Planned Parenthood Sues Arizona Because Its Pro-Life Laws Have Saved Too Many Babies From Abortion

State   |   Micaiah Bilger   |   Apr 12, 2019   |   4:58PM   |   Phoenix, Arizona

The abortion giant Planned Parenthood just filed a massive new lawsuit against a series of pro-life Arizona laws that are saving unborn babies from abortion.

KJZZ Radio News reports Planned Parenthood Arizona filed the lawsuit Thursday, arguing that the abortion restrictions are unconstitutional.

The state laws that Planned Parenthood is challenging protect women’s safety as well as unborn babies’ lives.

One law requires that doctors perform abortions rather than less qualified medical staff, and another requires that a doctor meets with the patient in-person at least 24 hours prior to the abortion to receive information about the abortion, including risks and alternatives, assess any possible medical problems and answer questions.
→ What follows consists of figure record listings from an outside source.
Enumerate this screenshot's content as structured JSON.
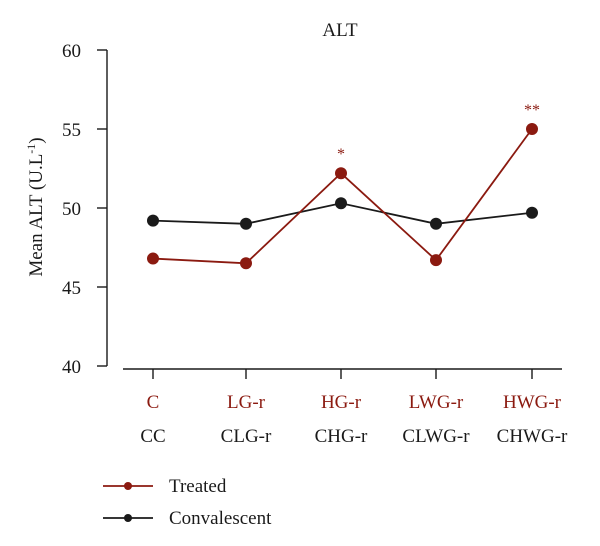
{
  "chart_data": {
    "type": "line",
    "title": "ALT",
    "ylabel": "Mean ALT (U.L",
    "ylabel_sup": "-1",
    "ylabel_close": ")",
    "xlabel": "",
    "ylim": [
      40,
      60
    ],
    "yticks": [
      40,
      45,
      50,
      55,
      60
    ],
    "categories_treated": [
      "C",
      "LG-r",
      "HG-r",
      "LWG-r",
      "HWG-r"
    ],
    "categories_convalescent": [
      "CC",
      "CLG-r",
      "CHG-r",
      "CLWG-r",
      "CHWG-r"
    ],
    "series": [
      {
        "name": "Treated",
        "color": "#8b1a10",
        "values": [
          46.8,
          46.5,
          52.2,
          46.7,
          55.0
        ],
        "significance": [
          "",
          "",
          "*",
          "",
          "**"
        ]
      },
      {
        "name": "Convalescent",
        "color": "#1a1a1a",
        "values": [
          49.2,
          49.0,
          50.3,
          49.0,
          49.7
        ],
        "significance": [
          "",
          "",
          "",
          "",
          ""
        ]
      }
    ],
    "legend_position": "bottom-left",
    "grid": false
  }
}
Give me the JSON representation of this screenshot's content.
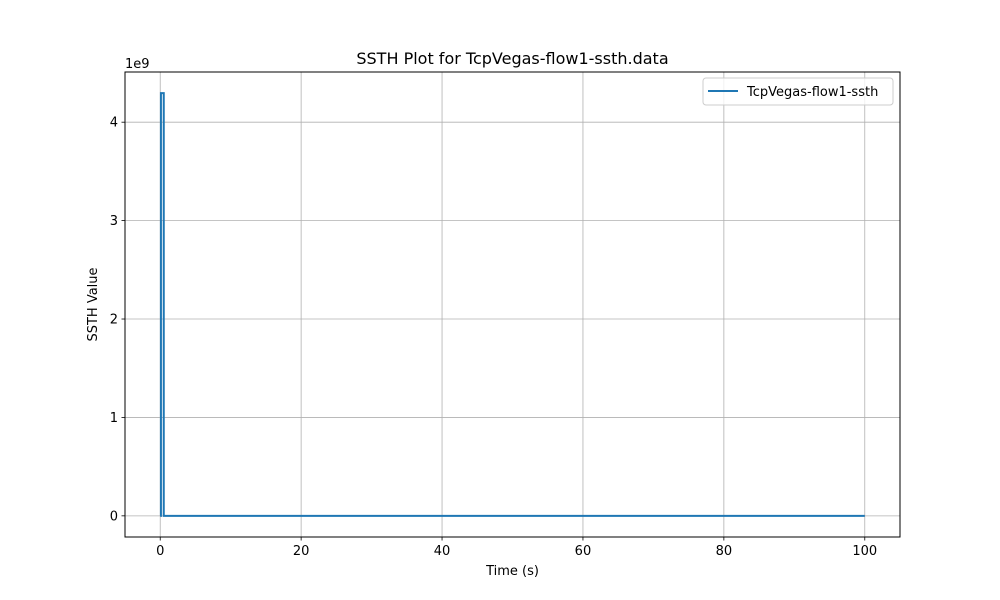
{
  "chart_data": {
    "type": "line",
    "title": "SSTH Plot for TcpVegas-flow1-ssth.data",
    "xlabel": "Time (s)",
    "ylabel": "SSTH Value",
    "y_offset_label": "1e9",
    "xlim": [
      -5,
      105
    ],
    "ylim": [
      -0.215,
      4.51
    ],
    "x_ticks": [
      0,
      20,
      40,
      60,
      80,
      100
    ],
    "x_tick_labels": [
      "0",
      "20",
      "40",
      "60",
      "80",
      "100"
    ],
    "y_ticks": [
      0,
      1,
      2,
      3,
      4
    ],
    "y_tick_labels": [
      "0",
      "1",
      "2",
      "3",
      "4"
    ],
    "grid": true,
    "legend_position": "top-right",
    "series": [
      {
        "name": "TcpVegas-flow1-ssth",
        "color": "#1f77b4",
        "x": [
          0.0,
          0.1,
          0.1,
          0.5,
          0.5,
          100.0
        ],
        "y": [
          0.0,
          0.0,
          4.295,
          4.295,
          0.0,
          0.0
        ]
      }
    ]
  }
}
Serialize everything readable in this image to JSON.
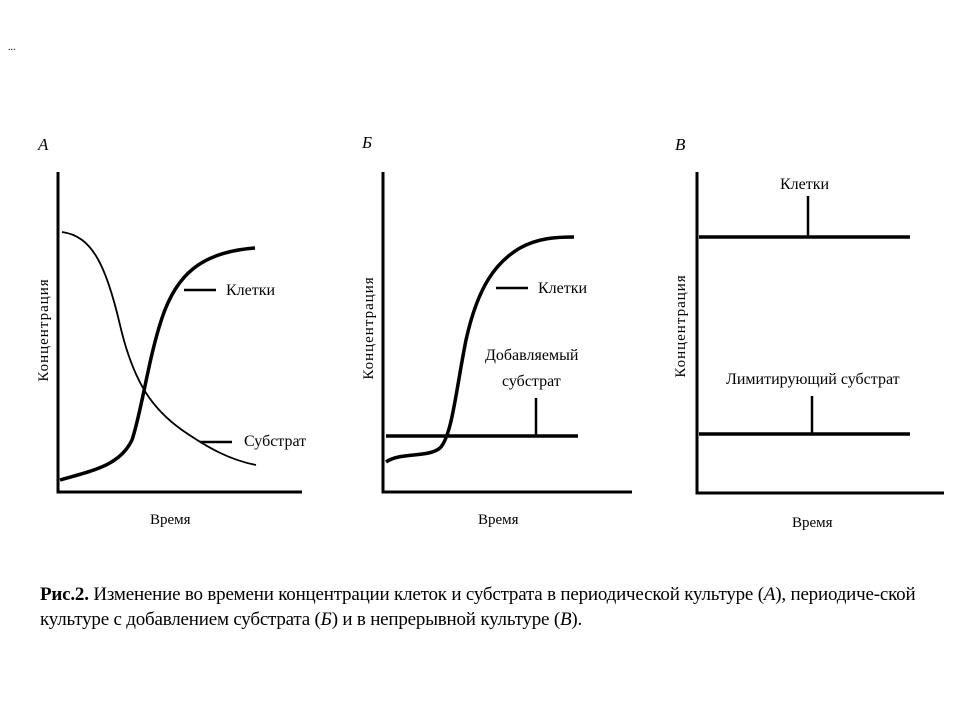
{
  "header_mark": "...",
  "panels": [
    {
      "id": "A",
      "label": "А",
      "ylabel": "Концентрация",
      "xlabel": "Время",
      "curves": [
        {
          "name": "Клетки"
        },
        {
          "name": "Субстрат"
        }
      ]
    },
    {
      "id": "B",
      "label": "Б",
      "ylabel": "Концентрация",
      "xlabel": "Время",
      "curves": [
        {
          "name": "Клетки"
        },
        {
          "name": "Добавляемый субстрат",
          "line1": "Добавляемый",
          "line2": "субстрат"
        }
      ]
    },
    {
      "id": "V",
      "label": "В",
      "ylabel": "Концентрация",
      "xlabel": "Время",
      "curves": [
        {
          "name": "Клетки"
        },
        {
          "name": "Лимитирующий субстрат"
        }
      ]
    }
  ],
  "caption": {
    "lead": "Рис.2.",
    "text1": " Изменение во времени концентрации клеток и субстрата в периодической культуре (",
    "a": "А",
    "text2": "), периодиче-ской культуре с добавлением субстрата (",
    "b": "Б",
    "text3": ") и в непрерывной культуре (",
    "v": "В",
    "text4": ")."
  }
}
The third law requires that abortion facilities give women abortion drugs in-person rather than via a webcam.

Bryan Howard, president of the Arizona branch of Planned Parenthood, claimed the laws are “intrusive” and “medically unnecessary,” according to the Arizona Republic.

“For more than a decade, Arizona women have suffered a sustained, multi-front attack on their constitutional right to reproductive health care, led by anti-choice activist groups and their allies in Arizona state government,” the lawsuit states.


But pro-life advocates contend that the laws do not hurt women, they just hurt the abortion industry. Cathi Herrod, president of the pro-life Center for Arizona Policy, told the local news that the lawsuit shows how the abortion industry puts “abortion over women’s health and safety.”

“All three laws are vital to ensuring women considering an abortion are able to make an informed choice,” Herrod told the Republic in an email. “We anticipate the state will mount a vigorous defense of these laws.”

These laws help protect unborn babies from abortion, and the abortion industry knows it. Studies have found that when women receive informed consent, such as the ability to see the ultrasound images of their unborn baby, they are more likely to choose life.

About half of all states have a waiting period of some kind, ranging from 24 hours to 72 hours between informed consent and the abortion. These waiting periods help ensure that women have time to consider the information and that they are not pressured into aborting their unborn babies.